Un anno con Virginia. I giornali lo raccontano così 20 giugno 2017

“Vi scrivo a un anno dall’inizio del mandato per rafforzare quel filo diretto che è la base da cui siamo partiti per cambiare in meglio la nostra città…”

Comincia così la lettera che il sindaco di Roma, Virgini Raggi, affida al Messaggero per comunicare i ‘successi’ della sua Giunta a un anno dall’elezione (era il 19 giugno 2016) e annunciando i programmi per “cambiare Roma in 5 anni”.
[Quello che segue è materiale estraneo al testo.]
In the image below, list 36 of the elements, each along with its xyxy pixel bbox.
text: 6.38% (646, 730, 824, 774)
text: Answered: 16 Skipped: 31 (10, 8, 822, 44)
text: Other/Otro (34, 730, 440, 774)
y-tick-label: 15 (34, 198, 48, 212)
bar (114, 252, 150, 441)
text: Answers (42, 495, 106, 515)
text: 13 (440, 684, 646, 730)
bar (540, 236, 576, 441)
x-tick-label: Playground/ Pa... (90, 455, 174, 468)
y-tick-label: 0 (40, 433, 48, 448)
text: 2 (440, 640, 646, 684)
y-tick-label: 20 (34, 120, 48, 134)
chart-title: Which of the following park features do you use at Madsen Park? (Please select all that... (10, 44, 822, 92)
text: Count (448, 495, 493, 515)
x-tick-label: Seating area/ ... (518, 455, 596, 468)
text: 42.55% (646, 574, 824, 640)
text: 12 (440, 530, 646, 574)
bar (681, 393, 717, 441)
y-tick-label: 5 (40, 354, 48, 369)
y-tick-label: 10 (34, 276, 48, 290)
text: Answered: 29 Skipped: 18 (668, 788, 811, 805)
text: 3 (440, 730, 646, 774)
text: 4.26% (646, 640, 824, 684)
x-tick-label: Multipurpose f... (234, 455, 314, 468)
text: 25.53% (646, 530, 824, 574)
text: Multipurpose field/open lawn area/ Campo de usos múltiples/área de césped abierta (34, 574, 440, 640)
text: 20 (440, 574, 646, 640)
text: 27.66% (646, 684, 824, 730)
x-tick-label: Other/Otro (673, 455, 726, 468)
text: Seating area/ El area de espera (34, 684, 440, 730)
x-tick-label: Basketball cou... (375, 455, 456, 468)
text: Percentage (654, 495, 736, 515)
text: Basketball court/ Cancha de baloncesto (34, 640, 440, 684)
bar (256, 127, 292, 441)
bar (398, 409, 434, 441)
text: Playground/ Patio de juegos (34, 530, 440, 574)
Una sfida complessa che vinceremo

“Un anno fa abbiamo iniziato un cammino insieme che sapevamo sarebbe stato pieno di ostacoli e difficoltà ma anche ricco di opportunità di crescita e cambiamento. È una sfida complessa che vinceremo”.

“Ci stiamo mettendo alle spalle Mafia Capitale e le trappole che ha lasciato per disegnare una città moderna, soprattutto più vicina ai suoi abitanti. Siamo all’inizio di una sfida lunga cinque anni – scrive la Raggi -. Quest’anno abbiamo posto le basi per questa rivoluzione. E si vedono i primi segnali di un cambio di rotta, nonostante le resistenze di chi si oppone al cambiamento e di coloro che, dopo essere stati causa di molti dei problemi degli ultimi 20 anni, propongono di rimanere immobili”.

E puntuale arriva il fact-checking

Come la vedono i giornali

Ma i segnali di cambiamento di cui parla Virginia Raggi ci sono? I romani se ne sono accorti?  Vediamo come hanno analizzato il primo anno pentastellato di Roma Capitale i principali giornali italiani.

Il Messaggero

Il quotidiano delal Capitale, accanto alla lettera in esclusiva della Raggi, ha pubblicato il bilancio degli 11 punti programmatici del sindaco. Eccoli.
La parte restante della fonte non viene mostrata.